During her research for an exhibition at the MacKenzie Art Gallery, Divya Mehra developed suspicions about the Hindu sculpture.

Annapoorna, circa 18th century, MacKenzie Art Gallery, University of Regina Collection. Photo by Don Hall, courtesy of the MacKenzie Art Gallery.

A cheeky artist, the Hindu goddess of nourishment, and an antiquarian who may have helped inspire the character Indiana Jones came together recently at a Canadian museum.

This is not the setup for a joke, but for a story that stretches across a century, from India in 1913 to Saskatchewan in 2020—and it all ends with the repatriation of an 18th-century Indian statue of the goddess Annapoorna.

When artist Divya Mehra was invited last year to stage an exhibition at the MacKenzie Art Gallery in the Saskatchawan town of Regina, she began to research the collection, which was built around a bequest from lawyer Norman MacKenzie in 1936. She developed suspicions about a sculpture thought to represent Vishnu, one of the great trinity of Hindu gods.

What set off alarm bells for Mehra was a simple account that MacKenzie had acquired a piece in India. She had to know more, and looking into his papers, she found that the sculpture was stolen from an active temple.

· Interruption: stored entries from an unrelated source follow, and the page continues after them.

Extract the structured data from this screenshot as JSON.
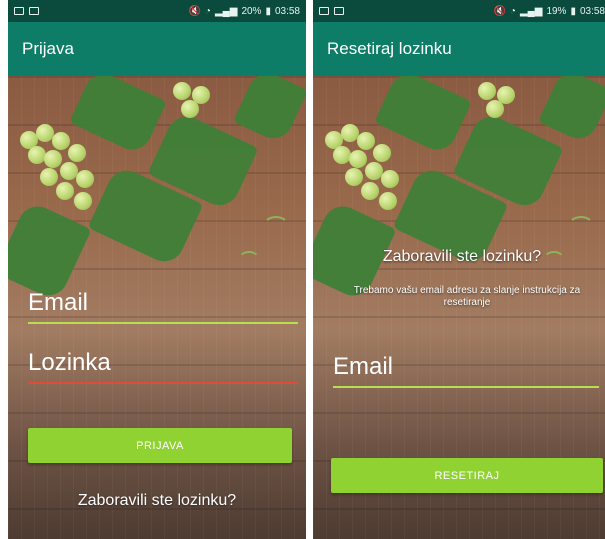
{
  "left": {
    "status": {
      "percent": "20%",
      "time": "03:58"
    },
    "title": "Prijava",
    "email_placeholder": "Email",
    "password_placeholder": "Lozinka",
    "login_button": "PRIJAVA",
    "forgot_link": "Zaboravili ste lozinku?"
  },
  "right": {
    "status": {
      "percent": "19%",
      "time": "03:58"
    },
    "title": "Resetiraj lozinku",
    "heading": "Zaboravili ste lozinku?",
    "description": "Trebamo vašu email adresu za slanje instrukcija za resetiranje",
    "email_placeholder": "Email",
    "reset_button": "RESETIRAJ"
  },
  "colors": {
    "status_bar": "#0b4b3e",
    "app_bar": "#0d7d67",
    "button": "#90d232",
    "email_line": "#b6df4f",
    "password_line": "#e04c3a",
    "text": "#ffffff"
  },
  "icons": [
    "gallery-icon",
    "image-icon",
    "mute-icon",
    "wifi-icon",
    "signal-icon",
    "battery-icon"
  ]
}
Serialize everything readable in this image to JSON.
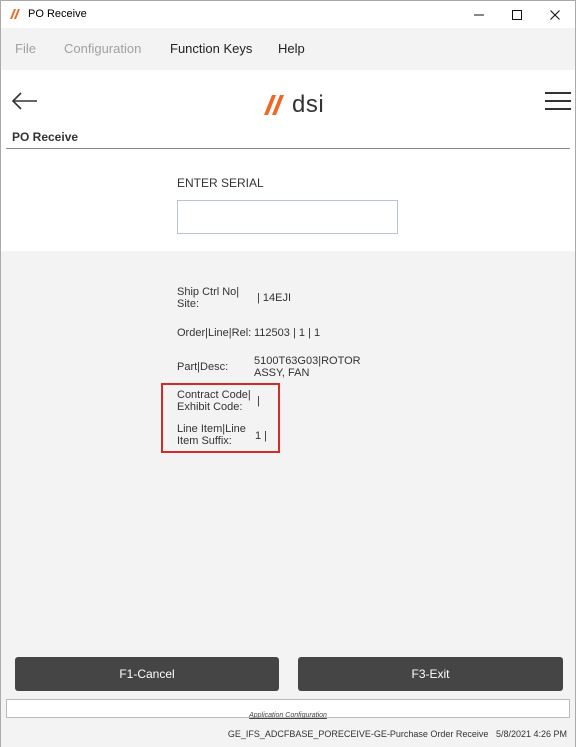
{
  "window": {
    "title": "PO Receive"
  },
  "menu": [
    {
      "label": "File",
      "enabled": false
    },
    {
      "label": "Configuration",
      "enabled": false
    },
    {
      "label": "Function Keys",
      "enabled": true
    },
    {
      "label": "Help",
      "enabled": true
    }
  ],
  "header": {
    "logo_text": "dsi",
    "page_title": "PO Receive"
  },
  "serial": {
    "label": "ENTER SERIAL",
    "value": ""
  },
  "details": [
    {
      "label": "Ship Ctrl No| Site:",
      "value": "| 14EJI"
    },
    {
      "label": "Order|Line|Rel:",
      "value": "112503 | 1 | 1"
    },
    {
      "label": "Part|Desc:",
      "value": "5100T63G03|ROTOR ASSY, FAN"
    },
    {
      "label": "Contract Code| Exhibit Code:",
      "value": "|"
    },
    {
      "label": "Line Item|Line Item Suffix:",
      "value": "1 |"
    }
  ],
  "buttons": {
    "cancel": "F1-Cancel",
    "exit": "F3-Exit"
  },
  "footer": {
    "app_config_link": "Application Configuration"
  },
  "status": {
    "app_id": "GE_IFS_ADCFBASE_PORECEIVE-GE-Purchase Order Receive",
    "timestamp": "5/8/2021 4:26 PM"
  },
  "colors": {
    "brand_orange": "#f26522",
    "highlight": "#d42a2a",
    "button_bg": "#454545"
  }
}
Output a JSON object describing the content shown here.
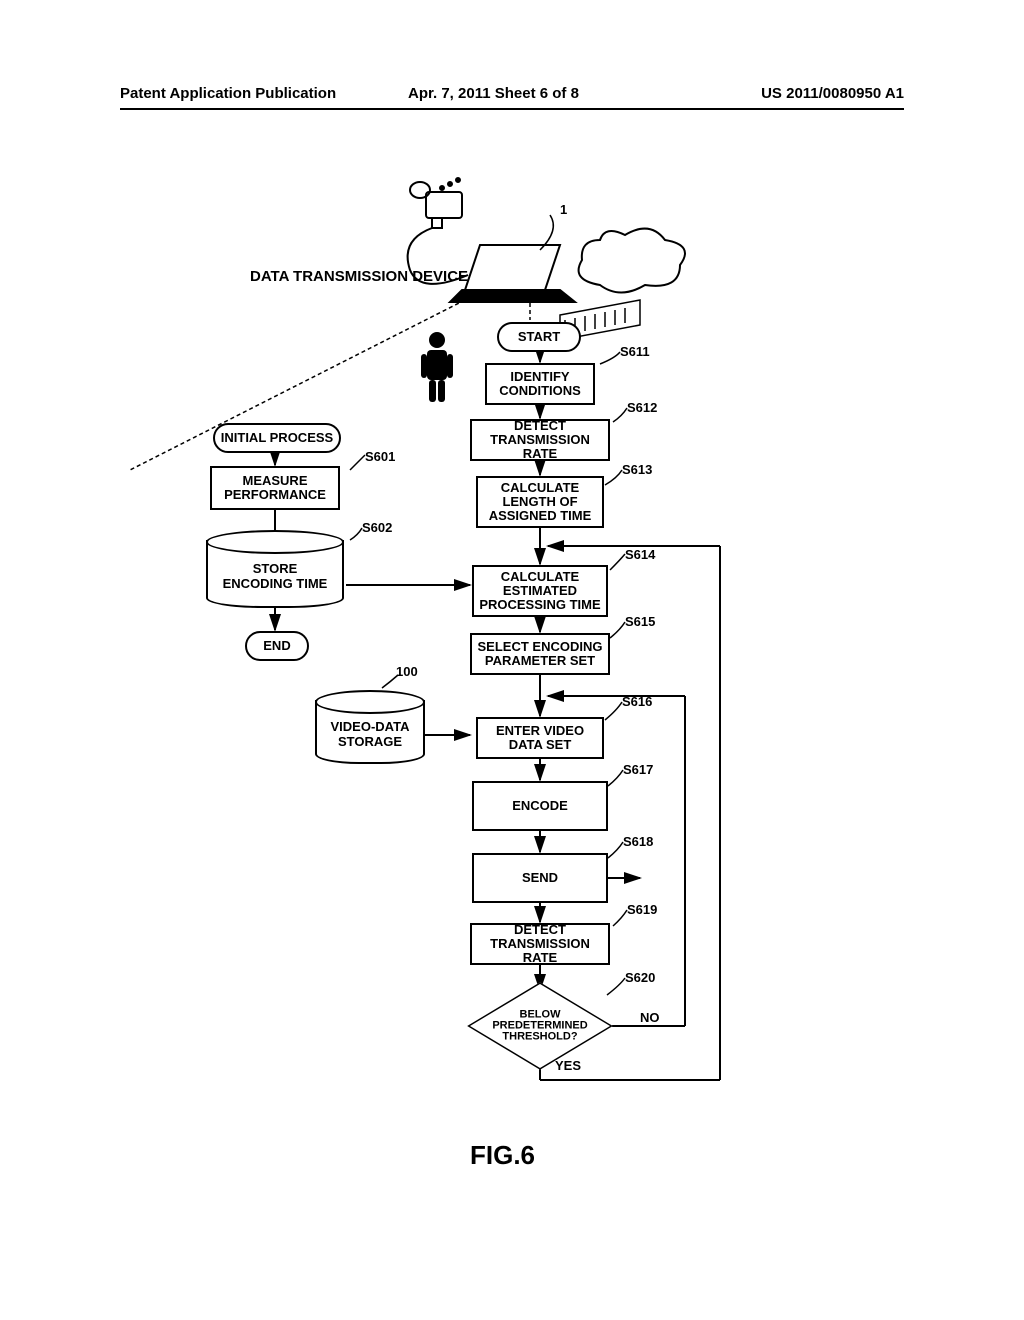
{
  "header": {
    "left": "Patent Application Publication",
    "center": "Apr. 7, 2011   Sheet 6 of 8",
    "right": "US 2011/0080950 A1"
  },
  "diagram": {
    "top_label": "DATA TRANSMISSION DEVICE",
    "device_num": "1",
    "left_flow": {
      "start": "INITIAL PROCESS",
      "s601": "MEASURE\nPERFORMANCE",
      "s601_label": "S601",
      "s602": "STORE\nENCODING TIME",
      "s602_label": "S602",
      "end": "END"
    },
    "storage_num": "100",
    "storage": "VIDEO-DATA\nSTORAGE",
    "right_flow": {
      "start": "START",
      "s611": "IDENTIFY\nCONDITIONS",
      "s611_label": "S611",
      "s612": "DETECT\nTRANSMISSION RATE",
      "s612_label": "S612",
      "s613": "CALCULATE\nLENGTH OF\nASSIGNED TIME",
      "s613_label": "S613",
      "s614": "CALCULATE\nESTIMATED\nPROCESSING TIME",
      "s614_label": "S614",
      "s615": "SELECT ENCODING\nPARAMETER SET",
      "s615_label": "S615",
      "s616": "ENTER VIDEO\nDATA SET",
      "s616_label": "S616",
      "s617": "ENCODE",
      "s617_label": "S617",
      "s618": "SEND",
      "s618_label": "S618",
      "s619": "DETECT\nTRANSMISSION RATE",
      "s619_label": "S619",
      "s620": "BELOW\nPREDETERMINED\nTHRESHOLD?",
      "s620_label": "S620",
      "no": "NO",
      "yes": "YES"
    },
    "figure": "FIG.6"
  }
}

It also piqued her interest that MacKenzie had a relationship with Edgar James Banks, an American antiquarian sometimes credited as having helped inspire the character of Indiana Jones. Banks sold countless antiquities from Baghdad, looted while he was a diplomat there, to American museums.

“So I asked, ‘Can I take a look at this?’ and they allowed me to go into the vault,” she said. “And it’s clearly not a male statue! So I reached out to a few different folks that I know, including a curator at the Peabody Essex Museum, who correctly identified it. I spoke to John Hampton, interim CEO at the MacKenzie, and I requested that the statue be repatriated.”

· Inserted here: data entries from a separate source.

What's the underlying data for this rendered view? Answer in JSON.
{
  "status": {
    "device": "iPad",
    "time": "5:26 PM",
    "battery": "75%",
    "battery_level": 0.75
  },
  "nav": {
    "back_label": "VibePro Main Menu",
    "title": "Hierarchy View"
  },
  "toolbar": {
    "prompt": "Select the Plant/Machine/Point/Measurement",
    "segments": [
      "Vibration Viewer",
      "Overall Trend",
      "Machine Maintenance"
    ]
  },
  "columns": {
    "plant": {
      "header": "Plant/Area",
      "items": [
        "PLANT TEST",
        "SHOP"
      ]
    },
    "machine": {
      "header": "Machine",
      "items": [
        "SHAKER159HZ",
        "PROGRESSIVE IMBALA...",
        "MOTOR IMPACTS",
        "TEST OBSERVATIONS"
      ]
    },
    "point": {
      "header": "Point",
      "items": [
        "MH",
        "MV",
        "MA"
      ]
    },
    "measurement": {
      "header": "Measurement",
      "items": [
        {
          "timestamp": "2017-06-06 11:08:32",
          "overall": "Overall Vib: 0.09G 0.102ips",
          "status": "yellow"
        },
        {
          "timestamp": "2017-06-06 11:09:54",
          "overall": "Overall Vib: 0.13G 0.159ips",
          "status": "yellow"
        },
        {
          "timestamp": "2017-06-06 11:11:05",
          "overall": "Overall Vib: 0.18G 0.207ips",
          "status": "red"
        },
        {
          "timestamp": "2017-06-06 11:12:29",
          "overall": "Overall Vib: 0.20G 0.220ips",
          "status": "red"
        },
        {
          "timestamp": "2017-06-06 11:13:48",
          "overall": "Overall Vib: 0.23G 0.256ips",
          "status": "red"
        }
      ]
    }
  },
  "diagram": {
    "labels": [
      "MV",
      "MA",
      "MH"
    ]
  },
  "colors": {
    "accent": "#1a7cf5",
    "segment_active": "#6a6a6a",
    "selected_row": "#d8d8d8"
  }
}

Based on this discovery, Mehra titled her show at the museum “From India to Canada and Back to India (There Is Nothing I Can Possess Which You Cannot Take Away),” the latter part of the title riffing on a line from Indiana Jones’s nemesis, Belloq. The show, on view through January 2, 2021, deals with “the West’s obsession with simultaneously defining and consuming the histories and identities of other cultures,” according to the museum’s website.

The museum agreed to return the statue. “The repatriation of the Annapoorna is part of a global, long-overdue conversation in which museums seek to address harmful and continuing imperial legacies built into, sometimes, the very foundations of their collections,” Alex King, the curator of the school’s President’s Art Collection, told CTV. “As stewards of cultural heritage, our responsibility to act respectfully and ethically is fundamental, as is the willingness to look critically at our own institutional histories.”

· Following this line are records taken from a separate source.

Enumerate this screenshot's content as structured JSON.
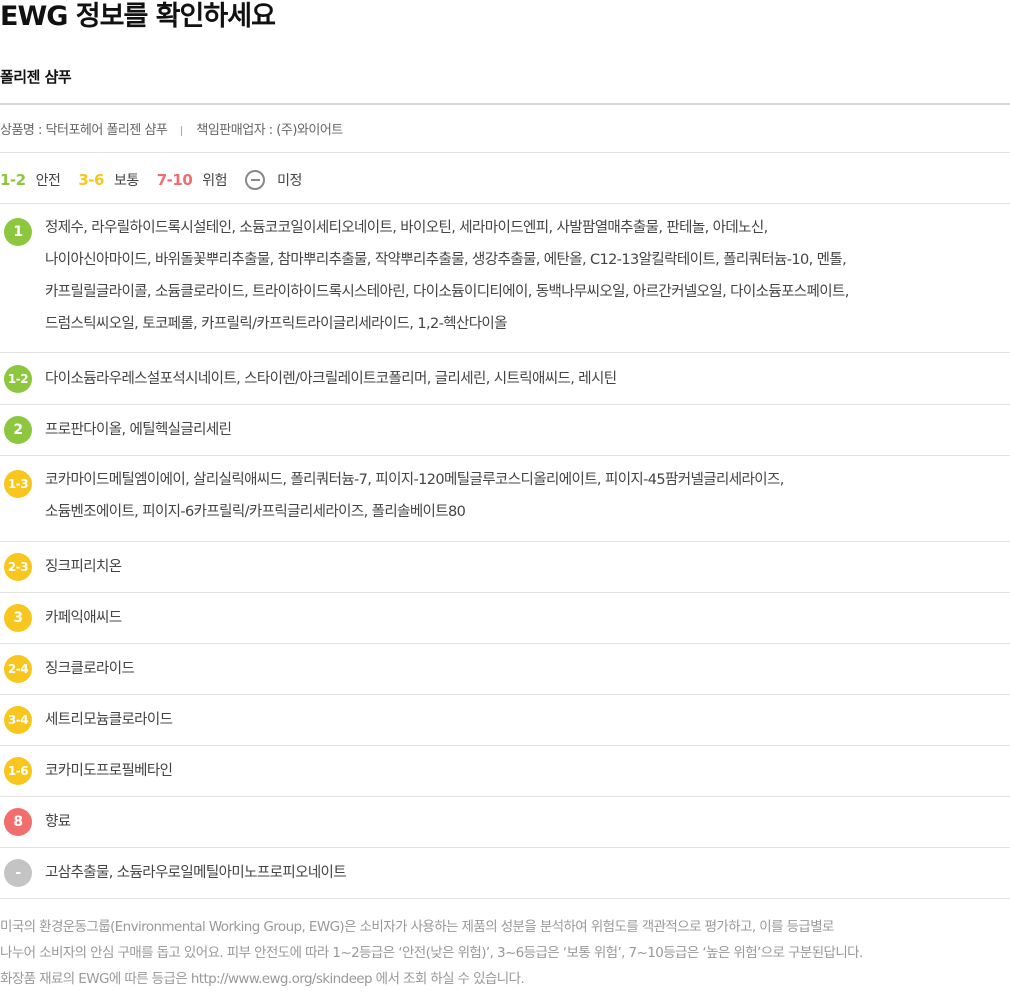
{
  "title": "EWG 정보를 확인하세요",
  "product_name": "폴리젠 샴푸",
  "meta": {
    "product": "상품명 : 닥터포헤어 폴리젠 샴푸",
    "seller": "책임판매업자 : (주)와이어트"
  },
  "legend": [
    {
      "range": "1-2",
      "label": "안전",
      "color": "#8dc63f"
    },
    {
      "range": "3-6",
      "label": "보통",
      "color": "#f9c61e"
    },
    {
      "range": "7-10",
      "label": "위험",
      "color": "#f26d6d"
    },
    {
      "range": "",
      "label": "미정",
      "color": "#888888"
    }
  ],
  "rows": [
    {
      "grade": "1",
      "color": "#8dc63f",
      "lines": [
        "정제수, 라우릴하이드록시설테인, 소듐코코일이세티오네이트, 바이오틴, 세라마이드엔피, 사발팜열매추출물, 판테놀, 아데노신,",
        "나이아신아마이드, 바위돌꽃뿌리추출물, 참마뿌리추출물, 작약뿌리추출물, 생강추출물, 에탄올, C12-13알킬락테이트, 폴리쿼터늄-10, 멘톨,",
        "카프릴릴글라이콜, 소듐클로라이드, 트라이하이드록시스테아린, 다이소듐이디티에이, 동백나무씨오일, 아르간커넬오일, 다이소듐포스페이트,",
        "드럼스틱씨오일, 토코페롤, 카프릴릭/카프릭트라이글리세라이드, 1,2-헥산다이올"
      ]
    },
    {
      "grade": "1-2",
      "color": "#8dc63f",
      "lines": [
        "다이소듐라우레스설포석시네이트, 스타이렌/아크릴레이트코폴리머, 글리세린, 시트릭애씨드, 레시틴"
      ]
    },
    {
      "grade": "2",
      "color": "#8dc63f",
      "lines": [
        "프로판다이올, 에틸헥실글리세린"
      ]
    },
    {
      "grade": "1-3",
      "color": "#f9c61e",
      "lines": [
        "코카마이드메틸엠이에이, 살리실릭애씨드, 폴리쿼터늄-7, 피이지-120메틸글루코스디올리에이트, 피이지-45팜커넬글리세라이즈,",
        "소듐벤조에이트, 피이지-6카프릴릭/카프릭글리세라이즈, 폴리솔베이트80"
      ]
    },
    {
      "grade": "2-3",
      "color": "#f9c61e",
      "lines": [
        "징크피리치온"
      ]
    },
    {
      "grade": "3",
      "color": "#f9c61e",
      "lines": [
        "카페익애씨드"
      ]
    },
    {
      "grade": "2-4",
      "color": "#f9c61e",
      "lines": [
        "징크클로라이드"
      ]
    },
    {
      "grade": "3-4",
      "color": "#f9c61e",
      "lines": [
        "세트리모늄클로라이드"
      ]
    },
    {
      "grade": "1-6",
      "color": "#f9c61e",
      "lines": [
        "코카미도프로필베타인"
      ]
    },
    {
      "grade": "8",
      "color": "#f26d6d",
      "lines": [
        "향료"
      ]
    },
    {
      "grade": "-",
      "color": "#c4c4c4",
      "lines": [
        "고삼추출물, 소듐라우로일메틸아미노프로피오네이트"
      ]
    }
  ],
  "footer": [
    "미국의 환경운동그룹(Environmental Working Group, EWG)은 소비자가 사용하는 제품의 성분을 분석하여 위험도를 객관적으로 평가하고, 이를 등급별로",
    "나누어 소비자의 안심 구매를 돕고 있어요. 피부 안전도에 따라 1~2등급은 ‘안전(낮은 위험)’, 3~6등급은 ‘보통 위험’, 7~10등급은 ‘높은 위험’으로 구분된답니다.",
    "화장품 재료의 EWG에 따른 등급은 http://www.ewg.org/skindeep 에서 조회 하실 수 있습니다."
  ]
}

But how would the museum fill the gap created by Annapoorna’s departure? Mehra had an idea.

“Remember the scene were Indiana Jones steals the idol and replaces it with a bag of sand?” she said, referring to the character’s attempt to steal a golden idol off of a booby-trapped pedestal by filling a bag with what he guesses to be an equal weight of sand.

Divya Mehra, There is nothing you can possess which I cannot take away (Not Vishnu: New ways of Darsána), 2020. Photo by Sarah Fuller. Image courtesy the artist and Georgia Scherman Projects.

Divya Mehra, There is nothing you can possess which I cannot take away (Not Vishnu: New ways of Darsána) (2020). Photo by Sarah Fuller. Image courtesy the artist and Georgia Scherman Projects.

So Mehra created a sculpture based on the scene, a bag “filled with 2.4 pounds of sand, which is the weight of the statue. As they were talking about the gap in the collection, I proposed that they could acquire this work of mine.

“As we’re having conversations about repatriation, it’s a good time for institutions to acquire new works to replace items that are leaving their collections,” she said. “And, if you have gaps, why not commission BIPOC artists to fill them?”